Broadly, the proposed regulations would enhance transparency, fully identifying objective ownership of an entity in a holding – by examining control through direct and indirect exposure alongside a clear illustration of economic interests in the holding. The latter would form the basis of the look-down approach, to the level of natural persons, public retail funds or large listed corporates (that form part of the ownership structure). The assessment would be over and above the materiality threshold that is used to determine beneficial owners as per relevant laws.
All in all, the proposed legislation would try and examine your overall exposure, structured by determining direct and indirect exposures to establish your hold and overall holding in the company.

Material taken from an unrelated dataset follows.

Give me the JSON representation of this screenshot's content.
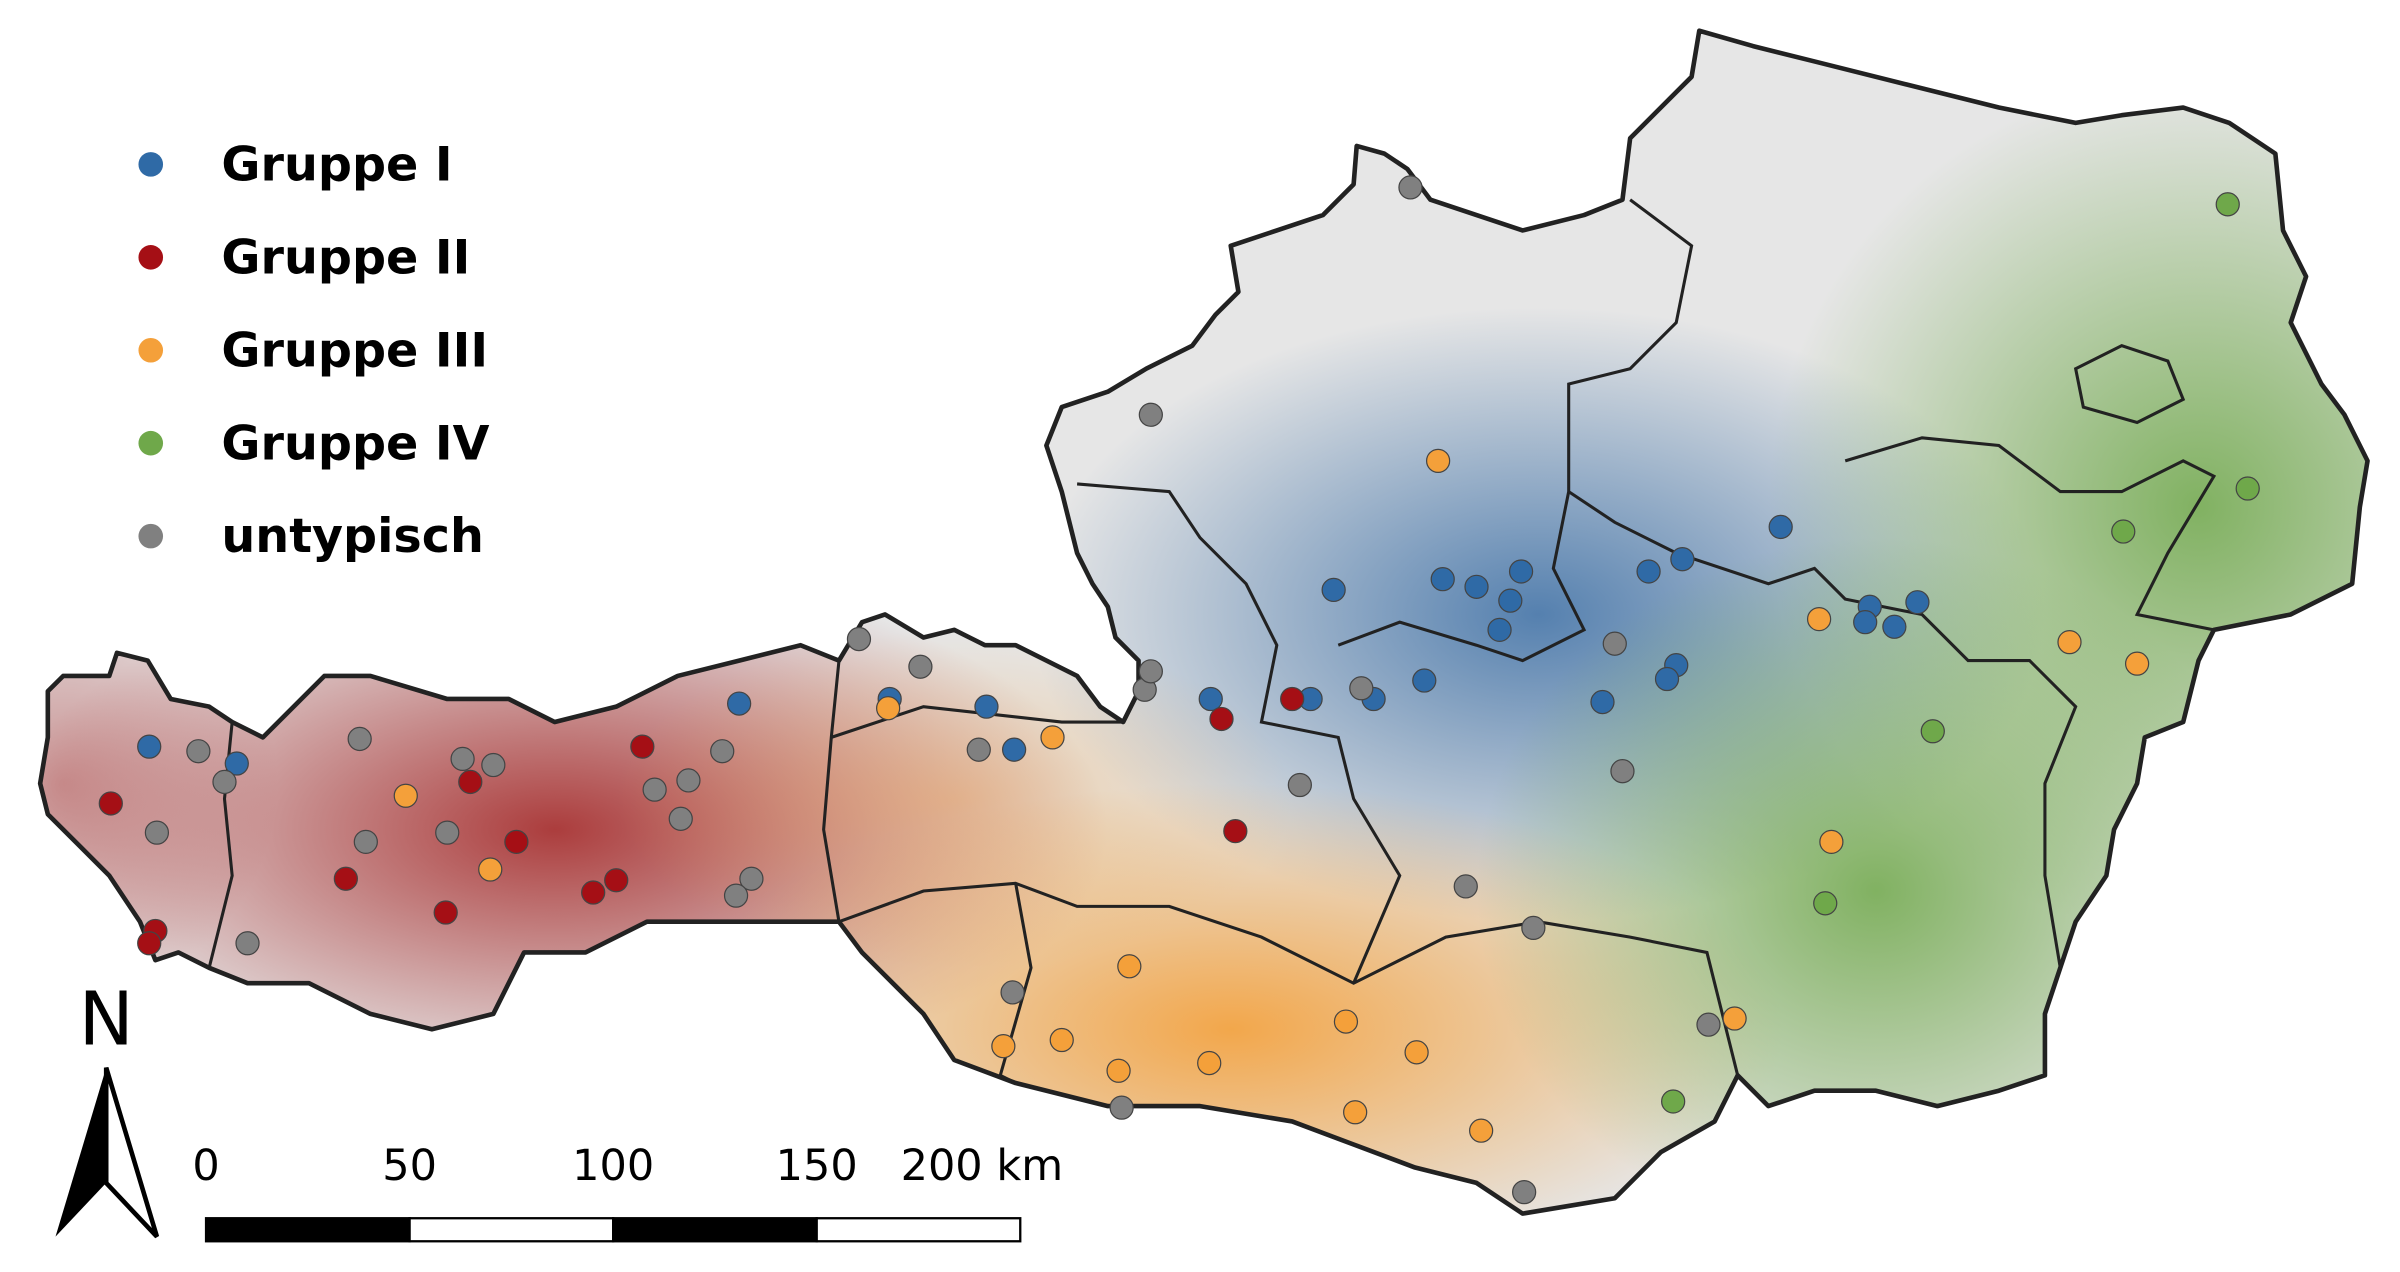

This must not violate the provisions of Press Note 3 and the minimum public shareholding requirements.
SEBI has observed that, while under FPI regulations, details about the beneficial owner (the person on whose behalf a transaction is being conducted, also the one exercising ultimate effective control over a juridical entity) based on control or fund ownership have been made available, “it is often observed that no natural person is identified as the beneficial owner of FPIs based on economic interest, since each investor entity in the FPI is generally found to be below the threshold prescribed under PML rules.”
The proposed legislation categorises FPIs into low risk, moderate risk and high risk. Low risk would cover government and government-related entities such as central banks or sovereign wealth funds where the facts about ownership, economic and control interest can be deciphered from the government ownership. Moderate risk refers to pension funds or public retail funds with widespread and dispersed investors. They would be categorised only if designated depository participants can independently validate and confirm the status of such FPIs as pension funds and public retail funds with a wide and diverse investor base.
All other FPIs are categorised as high-risk.
What are the proposals?
High-risk FPIs holding more than 50% of their equity asset under management (AUM) in a single corporate group would have to make additional disclosures. However, new FPIs that have just begun investments would be allowed to breach the threshold criteria up to a period of six months, following which, they too would have to make the disclosures.
Further, existing ones in the process of winding down their investments in a single corporate group would be temporarily allowed to breach the criteria. This is provided they are able to wind down within six months.
On an ongoing basis, high-risk FPIs would have 10 days to scale down their concentration to move away from disclosure requirements.
Other than this, the paper also proposes that existing high-risk FPIs with an overall holding in the Indian equity market of over Rs 25,000 crore comply with the disclosure mandate within six months. Failing this, they would have to bring down their holding within the threshold. High-risk FPIs expecting to breach the threshold in future would only have three months to comply.
Further, FPIs whose India-oriented holdings are relatively small in comparison to their global portfolio may be classified as ‘moderate risk’ and not be subjected to additional disclosure requirements. These may include large index or exchange-traded funds and other funds tracing global indices of which India forms a part.
Failure to provide the above-mentioned granular disclosures wherever required would render the registration of the FPI invalid. Such FPIs would have to wind down operations within six months.